'Get Him to the Greek' as 'Mannertrip'; 'Youth in Revolt' as 'Be Bad!'

International box office is obviously very important to films that are made in the U.S. Many times, domestic productions only become profitable after the world has had a chance to sample the goods. It makes sense that some movie titles will be changed in order to better communicate the movie's concept; especially with so many relying on English-language idioms and slang that doesn't translate well into other languages. Two films released today in France provide good examples.

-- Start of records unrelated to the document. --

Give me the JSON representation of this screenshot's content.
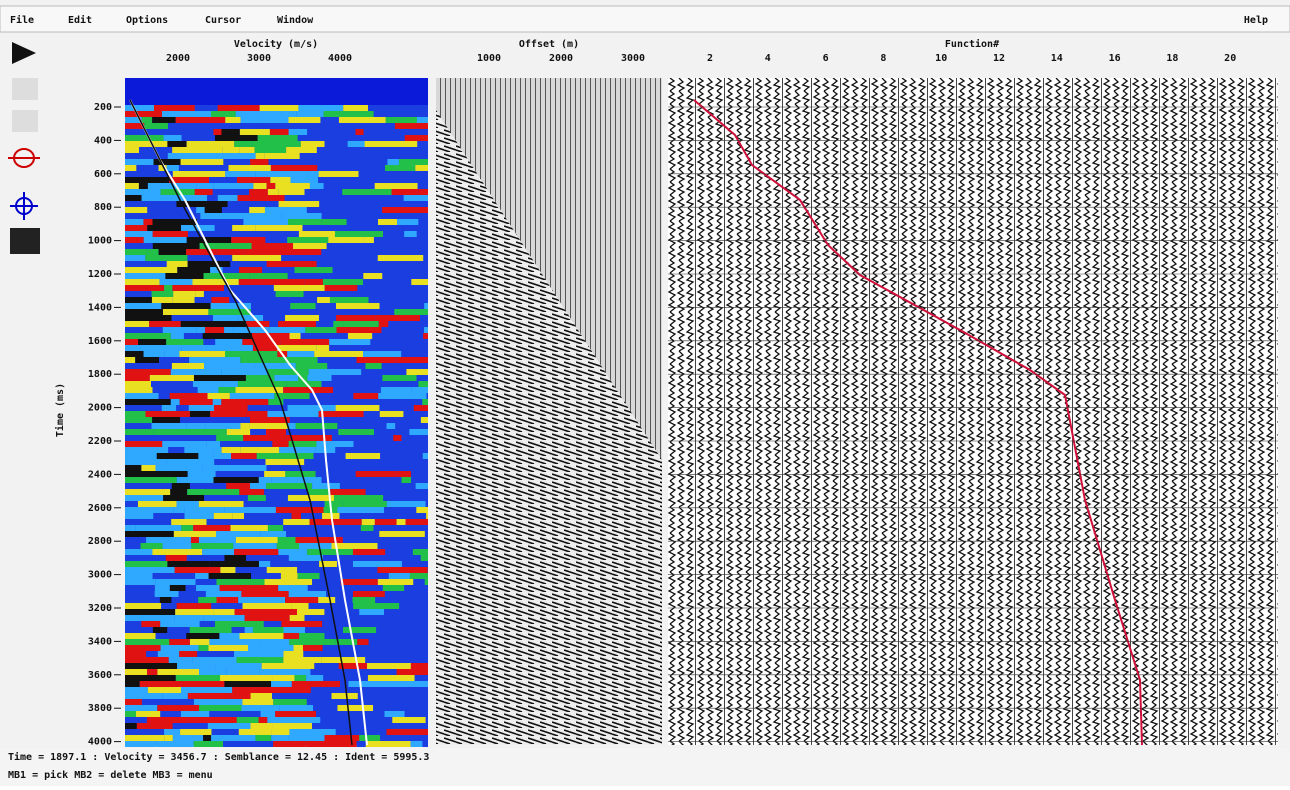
{
  "menu": {
    "items": [
      "File",
      "Edit",
      "Options",
      "Cursor",
      "Window"
    ],
    "help": "Help"
  },
  "semblance": {
    "title": "Velocity (m/s)",
    "ticks": [
      2000,
      3000,
      4000
    ]
  },
  "gather": {
    "title": "Offset (m)",
    "ticks": [
      1000,
      2000,
      3000
    ]
  },
  "functions": {
    "title": "Function#",
    "ticks": [
      2,
      4,
      6,
      8,
      10,
      12,
      14,
      16,
      18,
      20
    ]
  },
  "time_axis": {
    "label": "Time (ms)",
    "ticks": [
      200,
      400,
      600,
      800,
      1000,
      1200,
      1400,
      1600,
      1800,
      2000,
      2200,
      2400,
      2600,
      2800,
      3000,
      3200,
      3400,
      3600,
      3800,
      4000
    ]
  },
  "status": {
    "line1": "Time = 1897.1 : Velocity = 3456.7 : Semblance = 12.45 : Ident = 5995.3",
    "line2": "MB1 = pick  MB2 = delete  MB3 = menu"
  }
}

Frederic Ambroisine, filmmaker and film critic, tweeted today that Get Him to the Greek has received a limited release in Paris, retitled as American Trip, while Youth in Revolt has been changed to Be Bad!. The former sounds vanilla, though the German version, pictured above, looks better; I prefer the Spanish title, Todo Sobre Mi Desmadre, which sounds positively decadent (All About My Total Chaos?). But I like the idea of Michael Cera trying to Be Bad! (love that added exclamation mark, and the phrase comes straight from the movie). In Mexico it's known as La chica de mis suenos (The Girl of My Dreams), which sounds pretty sappy.

There must be dozens of examples. (Videogum cites a few more from France: The Hangover as Very Bad Trip, Cruel Intentions as Sex Intentions, and Can't Hardly Wait as Big Party, while Asim Burney tweeted that Knight and Day was released as Night and Day.) Whether you live outside the US or have simply been passing through in your travels, what translated titles have caught your eye, for better or worse?